Homo sapiens interbred with Neanderthals and other ancient humans called Denisovans less than 100,000 years ago. Janet Kelso and her team at the Max Planck Institute for Evolutionary Anthropology in Leipzig, Germany, looked for Neanderthal and Denisovan genetic ancestry that has benefited humans by analysing the genomes of hundreds of people from around the world. They found a cluster of three Toll-like receptor (TLR) genes, which are involved in rapidly sensing and responding to infections as part of the innate immune response. Two Neanderthal versions of this cluster and one from Denisovans are common in different human populations. The archaic TLR genes are linked to reduced susceptibility to a bacterial infection of the stomach, but also to higher rates of allergies.

In a separate study, a team led by Lluis Quintana-Murci at the Pasteur Institute in Paris identified innate immunity genes that Europeans and Asians seem to have inherited from Neanderthals, including the same cluster of TLR genes.

Let me repeat that. We kept less than 4% of the Neanderthal genes, and about half of those appear to be related to immune function. Generally, in cases like this, only the really important genes, and superior genes, are retained. For example, Nepalese kept the Denisovian gene that allows them to function well in low oxygen environment.

Now let’s look at another piece of evidence. Biological warfare. It’s terrible. It’s terribly effective. And used over and over. Here is a quote from the article, History of biological warfare and bioterrorism.

The Hittites might have produced the first documented example of biowarfare by sending diseased rams (possibly infected with tularaemia) to their enemies to weaken them.
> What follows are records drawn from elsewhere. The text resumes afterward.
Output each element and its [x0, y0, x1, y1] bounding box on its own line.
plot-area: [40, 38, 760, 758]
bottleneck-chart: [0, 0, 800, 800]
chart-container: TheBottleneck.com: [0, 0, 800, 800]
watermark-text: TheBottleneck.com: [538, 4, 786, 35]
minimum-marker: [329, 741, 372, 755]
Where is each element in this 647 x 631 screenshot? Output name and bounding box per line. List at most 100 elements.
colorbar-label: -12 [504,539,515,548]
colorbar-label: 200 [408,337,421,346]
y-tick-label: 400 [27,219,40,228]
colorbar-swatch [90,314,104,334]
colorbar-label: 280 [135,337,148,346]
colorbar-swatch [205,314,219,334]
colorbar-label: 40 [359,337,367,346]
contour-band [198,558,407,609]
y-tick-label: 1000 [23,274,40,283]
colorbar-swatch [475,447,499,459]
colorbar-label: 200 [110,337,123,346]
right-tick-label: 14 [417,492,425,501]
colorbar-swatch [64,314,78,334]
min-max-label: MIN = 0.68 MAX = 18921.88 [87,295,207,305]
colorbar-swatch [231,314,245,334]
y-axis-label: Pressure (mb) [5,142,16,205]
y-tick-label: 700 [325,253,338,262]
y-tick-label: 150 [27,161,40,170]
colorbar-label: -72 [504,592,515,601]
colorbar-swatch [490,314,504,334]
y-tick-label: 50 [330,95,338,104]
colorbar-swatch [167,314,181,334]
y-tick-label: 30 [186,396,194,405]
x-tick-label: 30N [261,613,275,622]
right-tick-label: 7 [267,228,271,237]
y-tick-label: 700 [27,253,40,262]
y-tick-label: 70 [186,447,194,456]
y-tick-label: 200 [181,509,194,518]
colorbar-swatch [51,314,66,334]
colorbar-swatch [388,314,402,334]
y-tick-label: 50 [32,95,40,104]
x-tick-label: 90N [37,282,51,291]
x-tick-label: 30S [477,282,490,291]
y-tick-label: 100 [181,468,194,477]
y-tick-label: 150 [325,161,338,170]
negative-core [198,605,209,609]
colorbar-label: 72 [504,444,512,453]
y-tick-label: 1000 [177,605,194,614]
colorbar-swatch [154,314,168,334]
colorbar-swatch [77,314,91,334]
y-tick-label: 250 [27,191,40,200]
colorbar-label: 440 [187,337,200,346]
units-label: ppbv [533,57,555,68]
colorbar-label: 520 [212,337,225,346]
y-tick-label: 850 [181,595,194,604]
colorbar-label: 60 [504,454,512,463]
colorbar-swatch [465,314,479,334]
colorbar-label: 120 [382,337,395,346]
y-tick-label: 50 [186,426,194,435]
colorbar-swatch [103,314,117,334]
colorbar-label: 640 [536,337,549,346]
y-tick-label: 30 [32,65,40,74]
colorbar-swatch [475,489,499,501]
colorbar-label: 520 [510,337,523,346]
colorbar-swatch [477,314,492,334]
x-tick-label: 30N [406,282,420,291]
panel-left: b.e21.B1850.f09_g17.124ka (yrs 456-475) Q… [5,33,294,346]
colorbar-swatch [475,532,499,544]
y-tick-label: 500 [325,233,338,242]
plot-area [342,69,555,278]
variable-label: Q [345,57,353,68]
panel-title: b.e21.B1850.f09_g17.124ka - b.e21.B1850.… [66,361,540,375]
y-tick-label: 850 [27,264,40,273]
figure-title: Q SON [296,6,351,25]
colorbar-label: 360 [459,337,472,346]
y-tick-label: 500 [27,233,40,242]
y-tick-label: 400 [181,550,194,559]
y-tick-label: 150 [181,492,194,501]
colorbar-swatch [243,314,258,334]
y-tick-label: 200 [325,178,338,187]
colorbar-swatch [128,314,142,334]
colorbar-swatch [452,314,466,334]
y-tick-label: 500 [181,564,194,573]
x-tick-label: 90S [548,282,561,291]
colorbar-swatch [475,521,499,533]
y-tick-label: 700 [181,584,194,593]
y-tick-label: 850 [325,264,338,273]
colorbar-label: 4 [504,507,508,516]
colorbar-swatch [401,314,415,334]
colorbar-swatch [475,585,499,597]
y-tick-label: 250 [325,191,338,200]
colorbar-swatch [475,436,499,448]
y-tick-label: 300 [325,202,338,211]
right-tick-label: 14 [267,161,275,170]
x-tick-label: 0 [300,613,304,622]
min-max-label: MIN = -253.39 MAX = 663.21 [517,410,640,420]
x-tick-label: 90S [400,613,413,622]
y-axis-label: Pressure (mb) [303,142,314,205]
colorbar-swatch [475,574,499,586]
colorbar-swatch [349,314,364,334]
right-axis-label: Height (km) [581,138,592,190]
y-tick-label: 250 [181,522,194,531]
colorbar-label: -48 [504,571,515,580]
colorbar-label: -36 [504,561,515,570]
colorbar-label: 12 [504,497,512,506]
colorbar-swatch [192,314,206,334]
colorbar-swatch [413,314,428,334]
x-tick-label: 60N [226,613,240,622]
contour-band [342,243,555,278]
In the fourth century BC, the Greek historian Herodotus relates that Scythian archers used to infect their arrows by dipping them in a mixture of decomposing cadavers of adders and human blood.

And below are some historical examples.

Year Event
~1400 BC The Hittites send rams infected with tularaemia to their enemies
~400 BC According to Herodotus, Scythian archers infect their arrows by dipping them into decomposing cadavers
1155 Barba rossa poisons water wells with human bodies, Tortona (Italy)
1346 Mongols hurl bodies of plague victims over the walls of the besieged city of Caffa (Crimea)
1422 Lithuanian army hurls manure made of infected victims into the town of Carolstein (Bohemia)
1495 Spanish mix wine with blood of leprosy patients to sell to their French foes, Naples (Italy)
1650 Polish army fires saliva from rabid dogs towards their enemies
1710 Russian army catapult plague cadavers over the Swedish troops in Reval (Estonia)
1763 British officers distribute blankets from smallpox hospital to Native Americans
1797 The Napoleonic armies flood the plains around Mantua (Italy), to enhance the spread of malaria among the enemy
1863 Confederates sell clothing from yellow fever and smallpox patients to Union troops during the American Civil War

 

In fact, some Neanderthal genes are so important that they were brought back to Africa and spread. As you might expect, many of those genes are related to the immune response. The other is to UV resistance.

So now we return to the dogs.

Most likely, the Native American dogs suffered the same fate as Native Americans. I think that the Old World canine diseases probably wiped out the New World dogs.